Aku yang sudah duduk dengan anggunnya langsung bangkit, ketika back sound telah dialunkan. Dentingan piano dan biola mengalun merdu mengiringi langkah seorang pria paruh baya yang terlihat optimis. Hei, bukankah ini lagu favorite Papa dan Mama?. " Inilah beliau yang kita tunggu-tunggu, selamat malam... Paapp..Pak Klevin ... Arryantana Djoned?". Aku terkejut, sedang apa Papa disini?!?. Papa pun tampak sama terkejutnya. Kami bersalaman dengan agak canggung dan mempersilakannya duduk. Papa duduk di seberangku. Aku segera melihat ke arah ruang audio kembali, tapi aku tak melihat Razi lagi. Shitt, this must be his game. Aku mulai mencari hint pada beberapa kru yang sempat lalu lalang namun sia-sia. Aku lupa. Acara ini adalah kuasa kita untuk memberi beberapa pertanyaan pada bintang tamu, hanya saja memiliki tema seperti yang telah dijelaskan saat briefing sebelum acara dimulai. Aduuh, Tuhan tema kali ini adalah pendamping hidup dan pencapaian hidup. Kalau saja Om Ari yang datang aku bisa cerita. Kalaupun juga Tante Jesel aku juga masih bisa bertanya. Tapi kenapa Papa?!?. Ini baru 4 bulan pasca kematian Mama aku gak mungkin tanya macam-macam.

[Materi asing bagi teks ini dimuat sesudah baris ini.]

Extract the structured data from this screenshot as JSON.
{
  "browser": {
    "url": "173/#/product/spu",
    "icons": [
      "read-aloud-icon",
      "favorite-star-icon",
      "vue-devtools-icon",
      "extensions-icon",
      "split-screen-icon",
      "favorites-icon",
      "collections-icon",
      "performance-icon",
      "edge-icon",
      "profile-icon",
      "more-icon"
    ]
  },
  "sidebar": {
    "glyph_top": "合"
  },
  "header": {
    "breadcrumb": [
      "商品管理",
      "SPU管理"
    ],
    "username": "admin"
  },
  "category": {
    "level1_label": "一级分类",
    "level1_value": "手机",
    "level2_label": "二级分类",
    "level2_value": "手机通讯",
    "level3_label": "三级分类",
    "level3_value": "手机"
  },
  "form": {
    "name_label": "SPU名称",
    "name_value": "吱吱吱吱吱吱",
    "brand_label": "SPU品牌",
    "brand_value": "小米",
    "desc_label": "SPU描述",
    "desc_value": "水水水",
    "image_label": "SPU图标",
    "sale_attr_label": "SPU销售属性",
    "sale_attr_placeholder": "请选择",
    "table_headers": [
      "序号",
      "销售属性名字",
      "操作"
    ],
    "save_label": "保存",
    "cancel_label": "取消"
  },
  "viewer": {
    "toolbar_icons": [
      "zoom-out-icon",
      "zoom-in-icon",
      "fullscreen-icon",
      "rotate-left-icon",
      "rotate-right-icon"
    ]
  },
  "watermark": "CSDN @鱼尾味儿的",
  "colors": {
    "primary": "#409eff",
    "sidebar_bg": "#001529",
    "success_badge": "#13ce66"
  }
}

Sudah hampir 3 menit aku diam terpaku menatap Papa. Papa pun menatapku bingung dan bimbang. " Jadi, Pak Klevin apa yang Bapak lakukan di usia Bapak yang menginjak 65 tahun ini? ". Astagaaa Tuhan, itu pertanyaan paling tolol yang pernah ada. Otakku yang genius ini serasa tak berfungsi, tak ada guna.

" Hahahaa, kenapa Cella? Untuk pertama kalinya kita bisa berbincang seperti ini ya? Anehnya justru di acara live seperti ini." Aku hanya melongo mendengar jawaban Papa. Aku tak mampu berbicara lagi. Habis sudah karirku di sini, aku benar-benar akan kembali lagi ke German meneruskan karir modellingku yang sudah kutinggal 2 tahun ini.

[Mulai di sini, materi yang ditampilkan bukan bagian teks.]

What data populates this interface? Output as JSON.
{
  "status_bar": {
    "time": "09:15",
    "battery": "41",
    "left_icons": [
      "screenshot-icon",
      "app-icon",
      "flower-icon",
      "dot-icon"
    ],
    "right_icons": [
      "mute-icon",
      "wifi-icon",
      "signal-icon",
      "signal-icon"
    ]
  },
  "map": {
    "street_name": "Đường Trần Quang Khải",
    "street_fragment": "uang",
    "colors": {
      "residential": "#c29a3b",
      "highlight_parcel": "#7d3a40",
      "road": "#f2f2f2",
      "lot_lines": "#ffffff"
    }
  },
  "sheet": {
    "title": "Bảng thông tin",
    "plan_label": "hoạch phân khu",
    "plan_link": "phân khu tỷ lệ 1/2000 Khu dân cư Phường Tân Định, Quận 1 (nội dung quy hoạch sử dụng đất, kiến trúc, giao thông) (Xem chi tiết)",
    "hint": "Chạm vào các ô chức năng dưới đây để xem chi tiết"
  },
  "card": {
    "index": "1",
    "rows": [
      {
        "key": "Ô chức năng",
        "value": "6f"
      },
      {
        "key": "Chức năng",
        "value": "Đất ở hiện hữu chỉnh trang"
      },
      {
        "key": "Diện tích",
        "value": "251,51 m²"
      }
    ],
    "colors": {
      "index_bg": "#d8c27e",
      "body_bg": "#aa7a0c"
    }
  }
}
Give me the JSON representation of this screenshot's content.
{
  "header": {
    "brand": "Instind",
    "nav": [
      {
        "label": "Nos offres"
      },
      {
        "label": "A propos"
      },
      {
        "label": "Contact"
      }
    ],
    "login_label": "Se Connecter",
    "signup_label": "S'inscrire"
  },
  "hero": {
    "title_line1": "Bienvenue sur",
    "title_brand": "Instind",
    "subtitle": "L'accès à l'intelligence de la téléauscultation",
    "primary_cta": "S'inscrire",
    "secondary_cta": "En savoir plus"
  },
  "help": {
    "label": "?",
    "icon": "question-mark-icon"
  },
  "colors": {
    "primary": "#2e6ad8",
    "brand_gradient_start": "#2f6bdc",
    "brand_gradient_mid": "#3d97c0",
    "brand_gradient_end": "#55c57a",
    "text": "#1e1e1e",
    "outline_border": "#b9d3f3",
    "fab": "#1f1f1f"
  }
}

" Santai sajalah ya, ini kan acara talk show ringan. Bukan seperti acara talk show hukum atau Mata Najwa". Aku hanya tersenyum menanggapi. Semua penonton seperti bertanya-tanya, apa hubunganku dengan Pak Klevin sebenarnya. Sejak awal aku terjun ke dunia baik modelling atau entertainer, aku hanya memang memakan nama pertama dan tengahku saja. Aku memang menyembunyikan nama belakangku. Hanya satu orang yang tahu siapa nama lengkapku, dan itu Razzzziiii... Fuck you and his show. Dasar produser jerk, benar-benar cari mati.

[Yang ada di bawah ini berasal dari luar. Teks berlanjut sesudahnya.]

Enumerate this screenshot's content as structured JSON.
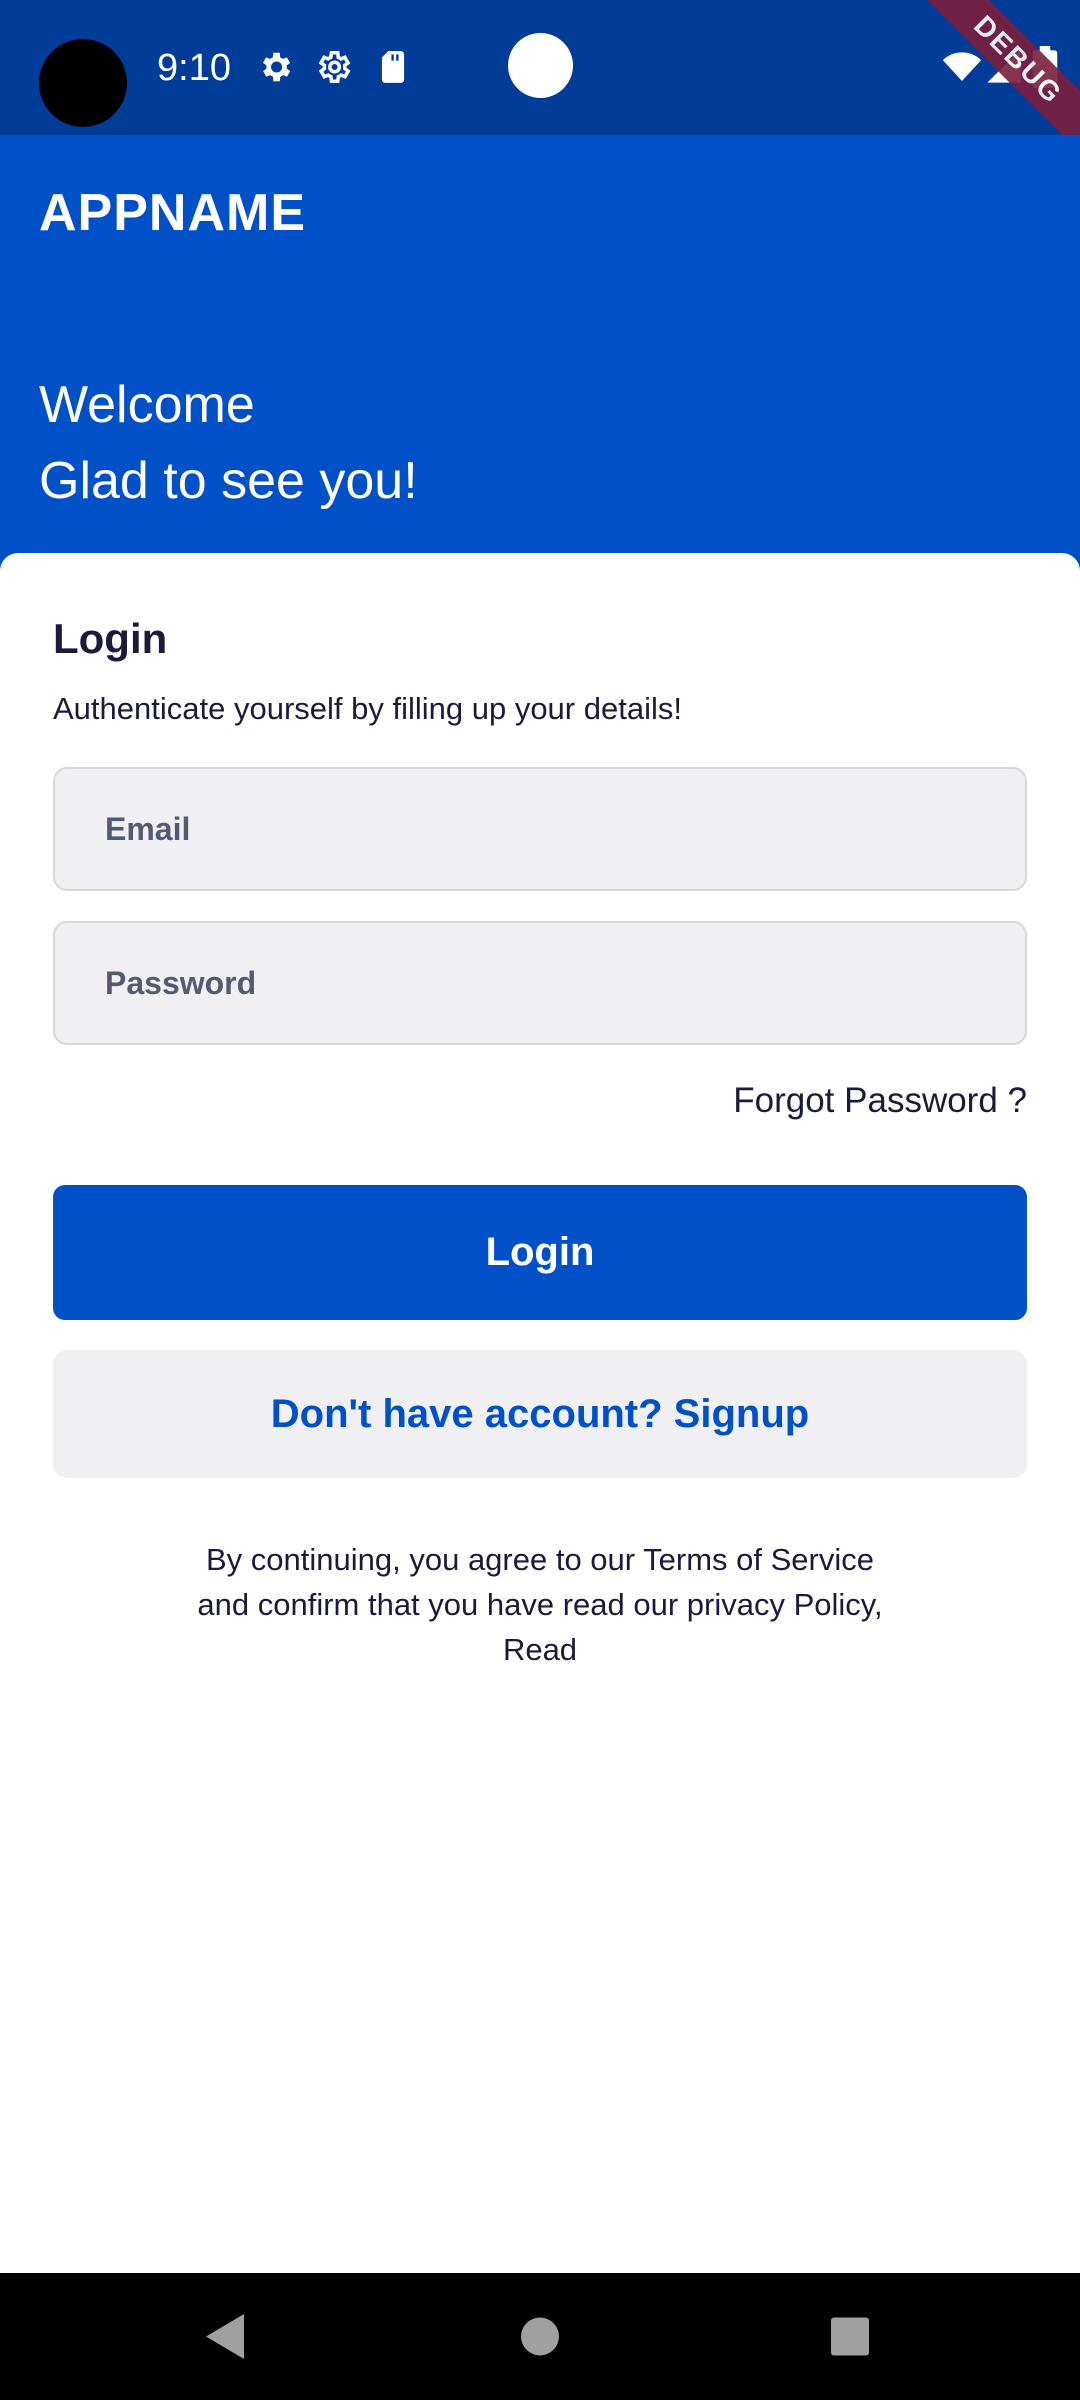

" Kalau begitu saya langsung saja, Maukah Pak Klevin bercerita mengenai motivasi Bapak serta hubungan Bapak dengan keluarga Bapak hingga menjadi sekarang ini?", tanyaku ragu-ragu melihat Papa yang terkejut tentang pertanyaan ini.

" Wah.. pertanyaan yang simple namun memiliki penjelasan yang menyeluruh. Mungkin cerita saya, bisa menjadi kisah tersendiri untuk penonton yang hadir disini. Dan untuk pertama kali dalam hidup saya, saya mau membuka kisah ini pada khalayak umum." Ucap Papa sembari tersenyum. Aku merasa makin bersalah harus membuat Papa mengingat semua kenangan Mama. Cepat-cepat kutambahkan " Bila ada beberapa bagian yang memang tak dapat diketahui publik langsung di skip saja juga tak apa. Penjelasan singkat saja, Pak."

" It's OK. You don't need to worry anything. Kisah ini bisa menjadi pelajaran bagi kita semua.Berapa waktu yang dibutuhkan hingga acara selesai? "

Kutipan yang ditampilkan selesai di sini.